NCD 116 does not list specific CPT or HCPCS codes by number. The policy references two CPT code categories by description only. Confirm the current code numbers with your CPT codebook or coding team.

CPT Code Categories Referenced by NCD 116

Category Type Description Claim Setting
Not specified by number CPT Laparoscopy, surgical; cholecystectomy (any method) Outpatient hospital and physician claims
Not specified by number CPT Laparoscopy, surgical: cholecystectomy with cholangiography Outpatient hospital and physician claims

Inpatient Coding Note

Code Type Description Claim Setting
ICD-10-PCS (not specified by NCD) Diagnosis code for laparoscopic cholecystectomy Inpatient hospital (Part A) claims only

NCD 116 instructs inpatient billers to use the diagnosis code — not CPT — for inpatient laparoscopic cholecystectomy claims.
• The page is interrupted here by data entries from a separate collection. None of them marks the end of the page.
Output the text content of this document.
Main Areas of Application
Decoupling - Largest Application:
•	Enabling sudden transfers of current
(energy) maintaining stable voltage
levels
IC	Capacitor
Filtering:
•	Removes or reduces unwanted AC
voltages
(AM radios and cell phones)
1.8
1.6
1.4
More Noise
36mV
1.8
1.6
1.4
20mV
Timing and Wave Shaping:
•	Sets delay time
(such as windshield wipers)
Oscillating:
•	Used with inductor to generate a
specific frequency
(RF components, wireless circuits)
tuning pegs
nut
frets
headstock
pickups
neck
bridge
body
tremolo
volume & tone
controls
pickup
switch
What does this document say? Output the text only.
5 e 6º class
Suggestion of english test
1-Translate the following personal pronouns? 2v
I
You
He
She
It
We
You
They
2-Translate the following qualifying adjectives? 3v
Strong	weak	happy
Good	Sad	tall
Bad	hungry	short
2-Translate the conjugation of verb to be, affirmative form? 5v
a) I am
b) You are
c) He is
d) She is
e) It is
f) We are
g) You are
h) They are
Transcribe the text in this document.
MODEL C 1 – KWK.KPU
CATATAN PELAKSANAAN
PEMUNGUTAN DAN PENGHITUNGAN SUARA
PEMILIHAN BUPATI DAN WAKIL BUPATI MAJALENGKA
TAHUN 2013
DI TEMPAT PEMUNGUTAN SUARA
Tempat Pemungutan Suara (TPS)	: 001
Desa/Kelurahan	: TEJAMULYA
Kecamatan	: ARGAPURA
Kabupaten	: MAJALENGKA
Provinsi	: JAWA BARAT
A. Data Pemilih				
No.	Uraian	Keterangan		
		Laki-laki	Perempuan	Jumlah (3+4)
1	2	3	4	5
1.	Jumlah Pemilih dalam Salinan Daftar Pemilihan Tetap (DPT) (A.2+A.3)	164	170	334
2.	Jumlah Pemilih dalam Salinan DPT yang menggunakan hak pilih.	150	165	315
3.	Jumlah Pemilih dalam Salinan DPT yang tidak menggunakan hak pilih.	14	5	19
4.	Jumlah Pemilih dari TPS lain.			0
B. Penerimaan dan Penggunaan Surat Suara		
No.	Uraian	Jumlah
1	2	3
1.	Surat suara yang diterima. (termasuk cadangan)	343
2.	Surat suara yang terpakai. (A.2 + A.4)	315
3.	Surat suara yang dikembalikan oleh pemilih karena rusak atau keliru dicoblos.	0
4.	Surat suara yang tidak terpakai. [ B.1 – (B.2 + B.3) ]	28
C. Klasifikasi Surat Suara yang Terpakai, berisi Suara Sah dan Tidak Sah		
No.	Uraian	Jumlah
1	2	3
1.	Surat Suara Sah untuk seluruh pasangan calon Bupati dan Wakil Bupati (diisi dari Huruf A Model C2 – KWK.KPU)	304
Your inpatient coding team should confirm the current ICD-10-PCS code for this procedure through your coding resources.

A note on the missing codes: The absence of specific code numbers in the NCD is a known limitation of older-format NCDs. CMS wrote NCD 116 by procedure description rather than by code. That puts the burden on your coding team to map the policy language to current CPT and ICD-10-PCS codes correctly. This is not unusual for legacy NCDs — but it does mean you can't just pull a code list from the policy document itself.